Tim Greathouse - Wedding Officiant
Tim Greathouse - Wedding Officiant Tim Greathouse
Wedding Officiant
short • simple • secular • spectacular

Roy Croft, Love

Fun fact! This poem is actually by Mary Carolyn Davies. It was misattributed to the pseudonym “Roy Croft” in a 1936 anthology entitled Best Loved Poems of American People edited by a Hazel Felleman. She corrected the mistake in her column for the New York Times Book Review, “Queries and Answers,” in 1943, where she noted that “Davies is a resident of New York City and is the author of ‘Love,’ a poem that has been erroneously attributed to Roy Croft.”

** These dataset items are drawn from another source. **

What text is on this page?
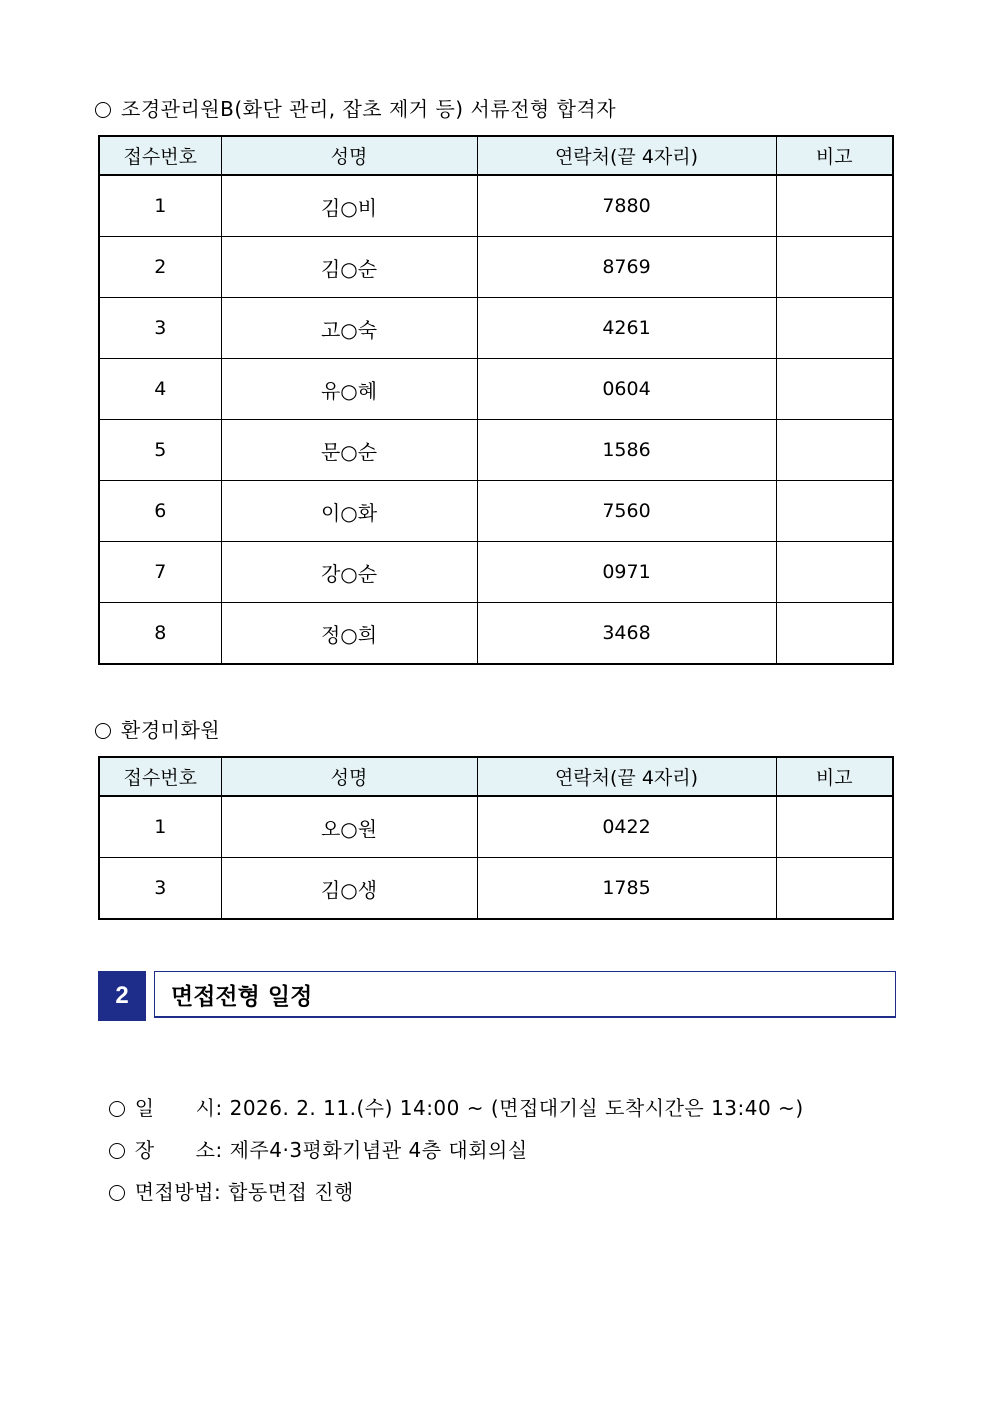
조경관리원B(화단 관리, 잡초 제거 등) 서류전형 합격자
접수번호	성명	연락처(끝 4자리)	비고
1	김○비	7880	
2	김○순	8769	
3	고○숙	4261	
4	유○혜	0604	
5	문○순	1586	
6	이○화	7560	
7	강○순	0971	
8	정○희	3468	
환경미화원
접수번호	성명	연락처(끝 4자리)	비고
1	오○원	0422	
3	김○생	1785	
2	면접전형 일정

일      시: 2026. 2. 11.(수) 14:00 ~ (면접대기실 도착시간은 13:40 ~)

장      소: 제주4·3평화기념관 4층 대회의실

면접방법: 합동면접 진행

I love you, not only for what you are, but for what I am when I am with you.

I love you, not only for what you have made of yourself, but for what you are making of me.

I love you, for the part of me that you bring out.

I love you, for putting your hand into my heaped-up heart, and passing over all the foolish, weak things that you can’t help dimly seeing there, and for drawing out, into the light, all the beautiful belongings that no one else had looked quite far enough to find.

I love you, because you are helping me to make of the lumber of my life, not a tavern, but a temple. Out of the works of my every day, not a reproach, but a song.

I love you, because you have done more than any creed could have done to make me good, and more than any fate could have done to make me happy.

You have done it without a touch, without a word, without a sign. You have done it by being yourself. Perhaps that is what being a friend means, after all.